Mayor Rahm Emanuel today offered the latest tea leaves to read in the ongoing saga over possible renovations to Wrigley Field, saying he encouraged the Chicago Cubs and owners of rooftop buildings to continue to negotiate on a deal that would avoid a court battle.
Emanuel, however, stopped short of saying the Cubs should go back to their original renovation plan that only would add one video board and one script advertising sign. Last week, some of the rooftop owners said they would agree not to sue the Cubs for blocking views of the ballpark if the team went back to that original $300 million renovation plan that passed through the City Council in December.
“They should always have an open door policy, both sides, to negotiate,” Emanuel said, “and I would encourage them to continue to do that.”
Asked if he would recommend to the Cubs that they go back to the original plan, Emanuel did not say yes or no.
“Here’s what I recommend: We worked through an issue, in which I believe the community and Wrigleyville will begin to finally see the investments on both traffic, safety and other community investments that the ownership should make and hasn’t,” Emanuel said. “In addition, they have an opportunity to modernize Wrigley Field.
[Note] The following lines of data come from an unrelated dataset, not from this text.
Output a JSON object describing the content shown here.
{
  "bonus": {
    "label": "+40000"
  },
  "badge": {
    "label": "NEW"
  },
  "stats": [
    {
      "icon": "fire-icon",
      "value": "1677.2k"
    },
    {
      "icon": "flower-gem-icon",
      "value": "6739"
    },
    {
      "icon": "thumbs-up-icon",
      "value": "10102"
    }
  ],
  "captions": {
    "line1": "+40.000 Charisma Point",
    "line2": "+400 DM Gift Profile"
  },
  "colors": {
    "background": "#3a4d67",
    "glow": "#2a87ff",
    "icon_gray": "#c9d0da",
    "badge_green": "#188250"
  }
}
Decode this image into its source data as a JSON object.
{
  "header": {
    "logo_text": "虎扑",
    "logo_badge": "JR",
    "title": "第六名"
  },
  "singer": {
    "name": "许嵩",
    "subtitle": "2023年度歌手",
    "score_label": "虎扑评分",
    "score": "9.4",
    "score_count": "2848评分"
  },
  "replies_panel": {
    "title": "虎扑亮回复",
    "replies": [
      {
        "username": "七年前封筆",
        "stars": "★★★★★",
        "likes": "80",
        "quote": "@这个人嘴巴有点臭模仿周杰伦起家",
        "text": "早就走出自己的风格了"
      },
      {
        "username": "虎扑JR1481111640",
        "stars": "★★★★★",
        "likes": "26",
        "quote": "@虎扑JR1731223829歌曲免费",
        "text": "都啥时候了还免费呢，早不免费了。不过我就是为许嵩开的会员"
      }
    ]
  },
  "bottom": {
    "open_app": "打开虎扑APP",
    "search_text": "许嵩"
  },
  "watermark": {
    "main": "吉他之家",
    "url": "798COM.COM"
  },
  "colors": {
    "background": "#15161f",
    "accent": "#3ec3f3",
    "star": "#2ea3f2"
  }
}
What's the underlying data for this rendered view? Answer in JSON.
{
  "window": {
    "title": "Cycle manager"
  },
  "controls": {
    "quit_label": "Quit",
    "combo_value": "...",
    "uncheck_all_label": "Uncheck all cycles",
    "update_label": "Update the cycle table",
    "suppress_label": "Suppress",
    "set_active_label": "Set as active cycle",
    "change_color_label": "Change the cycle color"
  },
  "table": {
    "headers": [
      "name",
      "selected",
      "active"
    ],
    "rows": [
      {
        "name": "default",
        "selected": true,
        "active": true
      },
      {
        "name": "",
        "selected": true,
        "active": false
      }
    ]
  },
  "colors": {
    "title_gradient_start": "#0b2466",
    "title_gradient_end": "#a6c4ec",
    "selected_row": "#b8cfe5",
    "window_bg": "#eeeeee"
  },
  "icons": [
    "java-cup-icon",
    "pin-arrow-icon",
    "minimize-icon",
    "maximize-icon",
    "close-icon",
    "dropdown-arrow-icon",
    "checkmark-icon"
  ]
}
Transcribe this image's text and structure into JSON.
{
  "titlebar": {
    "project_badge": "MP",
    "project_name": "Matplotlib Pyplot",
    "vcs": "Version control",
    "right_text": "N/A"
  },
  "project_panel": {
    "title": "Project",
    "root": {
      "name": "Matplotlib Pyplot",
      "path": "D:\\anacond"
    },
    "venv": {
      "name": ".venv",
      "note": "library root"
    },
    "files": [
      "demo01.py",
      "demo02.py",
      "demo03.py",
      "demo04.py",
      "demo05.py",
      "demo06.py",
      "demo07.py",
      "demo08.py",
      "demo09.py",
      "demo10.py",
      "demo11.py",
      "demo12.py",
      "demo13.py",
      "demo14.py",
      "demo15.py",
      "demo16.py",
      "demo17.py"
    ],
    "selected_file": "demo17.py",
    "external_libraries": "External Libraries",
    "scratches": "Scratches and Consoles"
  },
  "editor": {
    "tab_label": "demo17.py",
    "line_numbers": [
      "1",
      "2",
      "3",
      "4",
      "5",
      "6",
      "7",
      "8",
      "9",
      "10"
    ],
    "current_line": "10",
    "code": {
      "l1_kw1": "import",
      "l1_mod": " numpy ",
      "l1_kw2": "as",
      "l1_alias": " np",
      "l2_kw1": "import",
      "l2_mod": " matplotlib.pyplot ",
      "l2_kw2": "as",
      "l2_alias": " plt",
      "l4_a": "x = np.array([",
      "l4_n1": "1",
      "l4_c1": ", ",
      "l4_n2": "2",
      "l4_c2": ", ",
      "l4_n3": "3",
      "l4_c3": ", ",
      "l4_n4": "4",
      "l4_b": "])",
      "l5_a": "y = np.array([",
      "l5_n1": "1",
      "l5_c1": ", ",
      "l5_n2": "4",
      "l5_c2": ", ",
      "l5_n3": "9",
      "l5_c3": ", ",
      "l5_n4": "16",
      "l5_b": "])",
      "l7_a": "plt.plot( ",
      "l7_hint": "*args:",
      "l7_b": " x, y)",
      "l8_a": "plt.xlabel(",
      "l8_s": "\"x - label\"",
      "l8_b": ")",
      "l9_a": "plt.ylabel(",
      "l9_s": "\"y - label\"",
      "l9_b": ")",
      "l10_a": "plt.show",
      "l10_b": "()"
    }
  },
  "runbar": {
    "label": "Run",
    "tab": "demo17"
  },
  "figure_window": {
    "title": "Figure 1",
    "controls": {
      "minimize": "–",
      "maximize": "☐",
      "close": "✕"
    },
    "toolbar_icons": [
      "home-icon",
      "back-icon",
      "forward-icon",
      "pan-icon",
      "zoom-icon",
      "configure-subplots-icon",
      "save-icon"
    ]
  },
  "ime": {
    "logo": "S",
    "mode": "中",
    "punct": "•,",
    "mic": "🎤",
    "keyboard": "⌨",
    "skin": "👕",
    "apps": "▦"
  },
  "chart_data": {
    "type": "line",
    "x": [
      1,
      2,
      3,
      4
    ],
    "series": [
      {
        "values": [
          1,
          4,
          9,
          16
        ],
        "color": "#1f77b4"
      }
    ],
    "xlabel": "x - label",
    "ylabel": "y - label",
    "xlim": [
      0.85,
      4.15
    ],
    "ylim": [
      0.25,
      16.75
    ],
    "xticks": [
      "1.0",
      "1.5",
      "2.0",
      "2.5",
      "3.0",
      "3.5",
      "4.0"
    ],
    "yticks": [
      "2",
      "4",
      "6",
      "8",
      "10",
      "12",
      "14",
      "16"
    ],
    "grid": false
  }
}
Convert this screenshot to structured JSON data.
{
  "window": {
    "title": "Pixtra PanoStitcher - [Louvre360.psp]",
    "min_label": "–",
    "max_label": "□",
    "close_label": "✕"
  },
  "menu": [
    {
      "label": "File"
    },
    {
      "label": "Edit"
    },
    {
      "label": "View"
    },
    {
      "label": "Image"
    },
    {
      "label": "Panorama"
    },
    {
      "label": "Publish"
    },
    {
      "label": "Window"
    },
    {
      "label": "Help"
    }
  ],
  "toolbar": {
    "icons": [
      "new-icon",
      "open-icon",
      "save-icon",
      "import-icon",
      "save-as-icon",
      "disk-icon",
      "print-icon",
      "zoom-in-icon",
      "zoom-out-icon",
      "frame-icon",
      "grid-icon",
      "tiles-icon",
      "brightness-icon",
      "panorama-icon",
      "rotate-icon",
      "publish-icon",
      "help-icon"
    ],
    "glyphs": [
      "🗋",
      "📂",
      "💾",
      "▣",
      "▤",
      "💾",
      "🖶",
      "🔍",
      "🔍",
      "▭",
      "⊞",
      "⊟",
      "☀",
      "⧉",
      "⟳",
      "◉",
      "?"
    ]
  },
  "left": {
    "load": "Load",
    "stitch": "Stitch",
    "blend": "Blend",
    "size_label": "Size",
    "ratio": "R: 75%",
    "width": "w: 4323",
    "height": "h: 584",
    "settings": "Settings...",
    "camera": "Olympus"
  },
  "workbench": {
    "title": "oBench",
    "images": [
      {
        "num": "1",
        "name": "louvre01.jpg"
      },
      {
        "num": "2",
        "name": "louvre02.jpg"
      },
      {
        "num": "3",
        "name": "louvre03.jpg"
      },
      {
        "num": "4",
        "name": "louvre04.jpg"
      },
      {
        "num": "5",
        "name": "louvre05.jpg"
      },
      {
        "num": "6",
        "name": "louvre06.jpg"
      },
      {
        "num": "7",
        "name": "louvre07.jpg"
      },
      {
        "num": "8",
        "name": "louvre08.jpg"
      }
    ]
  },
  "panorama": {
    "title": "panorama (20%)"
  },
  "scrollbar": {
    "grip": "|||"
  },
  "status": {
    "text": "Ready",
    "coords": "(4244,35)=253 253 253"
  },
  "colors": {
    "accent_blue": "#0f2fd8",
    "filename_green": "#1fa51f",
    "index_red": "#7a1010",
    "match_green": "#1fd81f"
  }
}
I think we have a situation that both Wrigley Field and Wrigleyville can both gain.”
The Cubs did not move forward with the original renovation plan that was approved last year because the Ricketts family could not reach an agreement that would avoid a lawsuit by the rooftop owners. The team did not want to start construction, only to see the work stop as the issue remained tied up in the courts for years.
The Cubs and the rooftop owners have a contract that pays the Cubs 17 percent of revenue from the venues for 20 years, and the rooftop owners have contended that contract prohibits the Cubs from erecting any sings that block their views of the ballpark.
In May, Cubs Chairman Tom Ricketts declared negotiations with rooftop owners at an impasse and moved forward with a proposal to add five more signs in the outfield on top of the sign and video board already approved by the city. The Commission on Chicago Landmarks is scheduled to consider the most recent plan Thursday.
Emanuel’s remarks today came after a neighborhood meeting Monday night organized by community groups, where more than 100 people who live near Wrigley Field packed a meeting hall at a Lakeview police station to voice their concerns and thoughts about the renovation plan.
The meeting was hosted by Ald. Tom Tunney, 44th, who said some of the Cubs’ plans “fly in the face of what I believe is being a good neighbor.” Tunney opposes the Cubs’ plan to add signs beyond the two already approved, and has said seven signs ringing the outfield would obscure or block the views from inside the ballpark out to the rooftops – a unique characteristic considered when the city declared Wrigley Field an official city landmark in 2004.
Emanuel today echoed Tunney’s concerns about the Cubs being better neighbors to the community, but again stopped short of saying what specific solution should be reached when it comes to the number of new signs inside the ballpark.
“I think the ownership needs to be a good neighbor. Not talk about a traffic plan, invest in one. Not talk about a safety plan, invest in one. Not talk about the opportunities for kids and families in neighborhoods with investments in the parks areas, but do that,” Emanuel said. “At the same time, they need to upgrade their field.”